Being only 6 years old on September 11, 2001, my memories of what happened that day are foggy. There is one thing that sticks out in my mind, one thing that I will never be able to forget: fear. The emotion ran rampant through everyone around me: my parents, teachers, neighbors and me.
Knowing that there were people in the world that wanted everyone in the towers to die and that there were more people like that in the world was enough to keep anyone up at night. I think this was shown on a national level.
Nothing has been the same since that day, but most of the changes have been hard to see.
Yes, policies have changed: airline security tightened, mail service was examined, restrictions on civil liberties were accepted. These were unavoidable inconveniences of everyday life that were instituted in hopes of better protecting Americans.
These changes came to pass, but the American landscape was altered in a much bigger way than security measures. On September 11, 2001, the terrorists flying those planes did much more than destroy buildings; they scarred the American psyche by destroying our sense of security.
In the weeks directly following the attacks, a survey of 668 Americans by the Institute of Social Research in Ann Arbor, Michigan, reported that 49 percent of participants felt their sense of safety and security had been shaken. And some 62 percent of respondents said they had difficulty sleeping. Because of this heightened sense of vulnerability, many Americans now harbor a disquieting fear—a fear of attack by unseen agents at unexpected times using unthinkable weapons.
Fear manifests itself in many ways. There are common phobias, such as the fear of spiders or small spaces, but there is also something called post-traumatic stress – fears that arise from memories of dramatic, sometimes life-threatening events.
The people who were most at risk to develop post-traumatic stress disorder were the people with direct, personal involvement in the tragedies, including individuals exposed to life-threatening danger themselves, those who watched the events unfold from nearby, and those who lost loved ones.
Because most Americans are far removed from New York City and Washington D.C., a different kind of fear arose among the masses: generalized anxiety, which creates an exaggerated fear response in people who have been emotionally scarred. This kind of anxiety presents itself as worries about potential catastrophes to an extent far beyond the normal fear response.
Jeff Rosen, an associate professor of psychology at the University of Delaware, explained post 9/11 anxiety this way: “If you’re afraid of something that you know what it is, you can avoid it or diminish it in some way. This, there’s nothing to diminish.”
The scope of the 9/11 catastrophe was so large that it is near impossible for people to avoid circumstances in which something like that could happen again. The number of people being treated by mental health professionals for anxiety sky-rocketed after that horrific day. People were unable to leave their homes due to fear of another attack.

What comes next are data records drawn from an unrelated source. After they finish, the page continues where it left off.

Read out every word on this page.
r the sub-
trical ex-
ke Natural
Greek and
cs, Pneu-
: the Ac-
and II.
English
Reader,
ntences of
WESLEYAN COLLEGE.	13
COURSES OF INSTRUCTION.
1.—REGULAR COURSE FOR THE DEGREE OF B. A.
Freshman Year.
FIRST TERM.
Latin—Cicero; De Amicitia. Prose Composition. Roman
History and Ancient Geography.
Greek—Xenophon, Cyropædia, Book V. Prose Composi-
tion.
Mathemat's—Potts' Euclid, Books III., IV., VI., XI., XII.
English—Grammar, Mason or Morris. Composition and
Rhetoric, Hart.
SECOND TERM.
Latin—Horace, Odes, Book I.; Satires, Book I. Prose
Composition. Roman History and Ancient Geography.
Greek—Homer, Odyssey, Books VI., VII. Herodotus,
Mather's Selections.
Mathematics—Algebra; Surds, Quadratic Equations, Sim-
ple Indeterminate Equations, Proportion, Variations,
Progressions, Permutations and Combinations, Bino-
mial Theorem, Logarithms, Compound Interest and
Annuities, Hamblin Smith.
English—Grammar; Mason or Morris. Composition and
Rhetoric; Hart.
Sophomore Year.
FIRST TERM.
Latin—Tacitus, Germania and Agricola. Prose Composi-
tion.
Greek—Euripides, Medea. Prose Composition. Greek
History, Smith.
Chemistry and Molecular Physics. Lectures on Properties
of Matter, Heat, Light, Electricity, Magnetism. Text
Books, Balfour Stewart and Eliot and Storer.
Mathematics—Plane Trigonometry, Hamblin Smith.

Though fifteen years have passed since the incident, anxiety over the security of our nation still runs high. As with any type of anxiety, doctors suggest exercise, talking about feelings with friends and family, keeping to routine eating and sleeping schedules, and continuing with the small pleasures of life, such as going for walks, in order to alleviate symptoms.
Another way to keep your stress levels low and maintain some semblance of peace is to limit exposure to news coverage and movies about the disaster. With the 15 anniversary of September 11 quickly approaching, there is sure to be plenty of coverage on TV and on the web.
“Obviously, we all want to be informed citizens,” Ellen Leibenluft, a physician at the National Institute of Mental Health, says. “But the other thing is to titrate the amount of brain time people spend on this.”
Leibenluft suggests that a way to mediate exposure is to read articles and listen to news, but don’t watch anything. “[With radio, anxious people] are less likely to have exposure to images that are going to be things that they see again and again in their minds.”
Repeated images of space-suit-clad first responders venturing into the rubble causes viewers to exaggerate the level of danger. Even though the average American is still more likely to die in a car accident than a plane crash, the incessant focus on outcome rather than probability means that disasters such as 9/11 are on the forefront of the American consciousness.
As the anniversary approaches, the best way to calm anxiety you may be feeling over the event is to try to stay grounded and remind yourself of the likelihood that something like this would happen again. Talk to friends and family about how you’re feeling and try to work out your anxiety through conversation. Don’t let the fear overcome you.